MAEBASHI -- With a bill to revise the Japanese immigration law being deliberated in the Diet, a growing number of people in Gunma Prefecture who would be affected by the possible change are calling for it to be stopped.

    "If I go back, I'll be killed. I'm scared," said a Myanmar man in his 40s, who has participated in many demonstrations against the military regime in his home country. He fears that the military "has a list of protesters" and claims that his life would be in danger if he returns home.

    He came to Japan in 1999 on a tourist visa, relying on relatives. After his visa expired, he worked in the manufacturing industry, where there was a serious shortage of Japanese workers, but a few years later he was caught for overstaying his visa and detained by the immigration bureau.

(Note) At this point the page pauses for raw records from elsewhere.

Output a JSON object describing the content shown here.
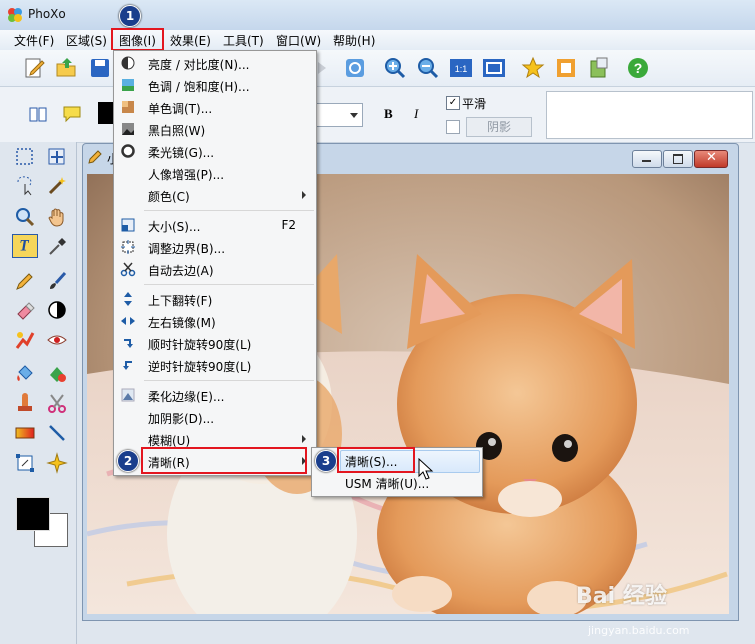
{
  "app": {
    "title": "PhoXo"
  },
  "menubar": {
    "items": [
      {
        "label": "文件(F)"
      },
      {
        "label": "区域(S)"
      },
      {
        "label": "图像(I)"
      },
      {
        "label": "效果(E)"
      },
      {
        "label": "工具(T)"
      },
      {
        "label": "窗口(W)"
      },
      {
        "label": "帮助(H)"
      }
    ]
  },
  "optbar": {
    "smooth_label": "平滑",
    "shadow_label": "阴影",
    "bold": "B",
    "italic": "I",
    "smooth_checked": true
  },
  "image_window": {
    "title_short": "小"
  },
  "image_menu": {
    "items": [
      {
        "label": "亮度 / 对比度(N)...",
        "icon": "brightness-icon"
      },
      {
        "label": "色调 / 饱和度(H)...",
        "icon": "hue-icon"
      },
      {
        "label": "单色调(T)...",
        "icon": "monotone-icon"
      },
      {
        "label": "黑白照(W)",
        "icon": "bw-photo-icon"
      },
      {
        "label": "柔光镜(G)...",
        "icon": "soft-light-icon"
      },
      {
        "label": "人像增强(P)...",
        "icon": ""
      },
      {
        "label": "颜色(C)",
        "icon": "",
        "submenu": true
      },
      {
        "label": "大小(S)...",
        "icon": "resize-icon",
        "shortcut": "F2"
      },
      {
        "label": "调整边界(B)...",
        "icon": "border-icon"
      },
      {
        "label": "自动去边(A)",
        "icon": "scissors-icon"
      },
      {
        "label": "上下翻转(F)",
        "icon": "flip-vertical-icon"
      },
      {
        "label": "左右镜像(M)",
        "icon": "mirror-horizontal-icon"
      },
      {
        "label": "顺时针旋转90度(L)",
        "icon": "rotate-cw-icon"
      },
      {
        "label": "逆时针旋转90度(L)",
        "icon": "rotate-ccw-icon"
      },
      {
        "label": "柔化边缘(E)...",
        "icon": "soften-edge-icon"
      },
      {
        "label": "加阴影(D)...",
        "icon": ""
      },
      {
        "label": "模糊(U)",
        "icon": "",
        "submenu": true
      },
      {
        "label": "清晰(R)",
        "icon": "",
        "submenu": true
      }
    ]
  },
  "sharpen_submenu": {
    "items": [
      {
        "label": "清晰(S)..."
      },
      {
        "label": "USM 清晰(U)..."
      }
    ]
  },
  "steps": [
    "1",
    "2",
    "3"
  ],
  "watermark": {
    "text": "Bai 经验",
    "url": "jingyan.baidu.com"
  },
  "colors": {
    "accent_red": "#e3161f",
    "badge_blue": "#1a3e8c",
    "fg_color": "#000000",
    "bg_color": "#ffffff"
  }
}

    Now he is on "temporary release," which allows asylum seekers to provisionally live outside detention facilities. In light of the situation in his home country, he has repeatedly applied for refugee status. If the bill to revise the Immigration Control and Refugee Recognition Act is passed, he could potentially be deported.

    Another man from Asia who came to Japan more than 20 years ago and is on temporary release also feels threatened by the revision. He has a child in high school with a woman he married while remaining in Japan illegally. His child only speaks Japanese, and hopes to continue education and employment in Japan. "I am worried about my child's future," he said.

    Lawyer Akio Otsuka, chairperson of the committee on foreigners' rights issues at the Gunma Bar Association, said, "Foreigners who cannot return to their home countries have their own individual circumstances, and uniformly imposing strict penalties is problematic from the perspective of their human rights."

    Masataka Nagasawa, secretary-general of the nonprofit north Kanto medical consultation association, which supports foreigners in Japan, said, "I think that ignoring Japan's low refugee status recognition rate, which is an international problem, and trying to force people to return to their home countries is a misrepresentation of the argument."